И я минут десять пудрил ей мозги всяческой околонаучной ахинеей. Результат получился впечатляющий. Риздвенко обратила свой пристальный рентгеновский монокль внутрь себя и попыталась исследовать колонию молекул неизвестного происхождения, которая живет по неведомым человечеству законам.

В результате она стала одновременно и объектом, и субъектом. Мне же на эти десять минут удалось сокрыть от нее три только что совершенные подлости, одна из которых касалась человечества, а две – лично нее, пять постыдных и семь убогих мыслей, легкую экстрасистолию, кисту на почке, кохлеарный неврит, книгу, не сданную в детскую библиотеку в одна тысяча девятьсот шестьдесят втором году, и два чебурека, покачивающихся на волнах водки «Видоплясов-trip».

 

Многие ломают свой ум, пытаясь выяснить, что же столь крепко связало поэтов Игоря Левшина и Игоря Сида, что они в нашем сознании уже стали почти как Бойль с Мариоттом или Гей с Люссаком.

Ведь не только же одинаковые имена. Потому что разница между ними во всём остальном существенна.

Левшин пишет радикальные стихи, которые, минуя органы чувств, попадают прямо в мозг. И это в значительной мере объясняется тем, что когда-то он был металлическим физиком, то есть изучал свойства проводников, полупроводников и четвертьпроводников. Вот и теперь он ловко пользуется приемами проводимости. Но уже не из положительного пункта А в отрицательный пункт Б, а прямо из своего мозга в мозг потребителей его поэзии.

Сид плетет причудливые метафоры, которые напоминают чудищ морских, обитающих на страшной глубине, не видя божьего света. И это у него тоже профессиональное: Сид когда-то был ихтиологом и варил уху из таких тварей, которые не привидятся нам и в кошмарном сне.

Так вот эти двое, основываясь на своем естественно-научном опыте и нездоровой тяге к сомнительным экспериментам, решили проводить опыты над отечественной поэзией. Для чего вступили в сговор, получивший название «Номинальная инициатива».

Смысл, если таковой вообще имеется с точки зрения здравого смысла, данной инициативы состоит в том, чтобы классифицировать современных русских поэтов на основании различных, не вторичных даже, а непонятно, какой степени, признаков.

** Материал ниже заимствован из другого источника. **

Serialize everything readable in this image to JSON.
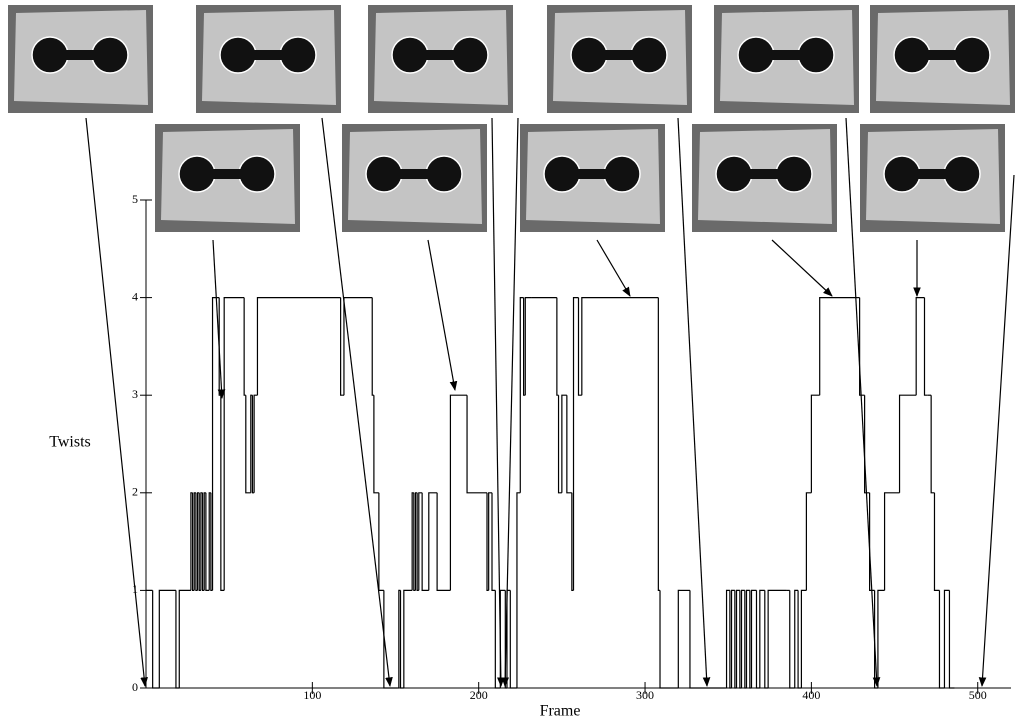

«Инициатива» проводит литературные чтения авторов, имеющих одно и то же имя. Вечер Иванов, Петров, Анастасий, Людмил… А затем при помощи произнесения различных слов выясняет, что же общего в их поэтике-эстетике. Проводит чтения родившихся под одним знаком зодиака, и с той же самой целью.

«Номинальная инициатива» возникла недавно. Так что можно от нее ожидать множества самых неожиданных группирований: по уровню доходов, по отношению к религии, по росту и весу, по остроте зрения…

В общем, этим двоим не дает спокойно спать слава Карла Линнея. И они всяческими путями пытаются выстроить свою систему классификации поэтического мира.

Надо сказать, что в эпоху тотальной и агрессивной политкорректности занятие это небезопасное. Вычленение групповых отличительных особенностей немедленно объявляется расизмом. Даже если исследователи не измеряют линейкой размеры черепов классифицируемых.

Естественным следствием столь опасной инициативы должны стать суды Линча, которые будут введены в поэтическом сообществе.

Это, конечно, ужасно. Ужасно во всех отношениях.

Однако, положа руку на сердце, должен признаться: уж слишком у нас много развелось поэтов. Неплохо бы этот круг обузить.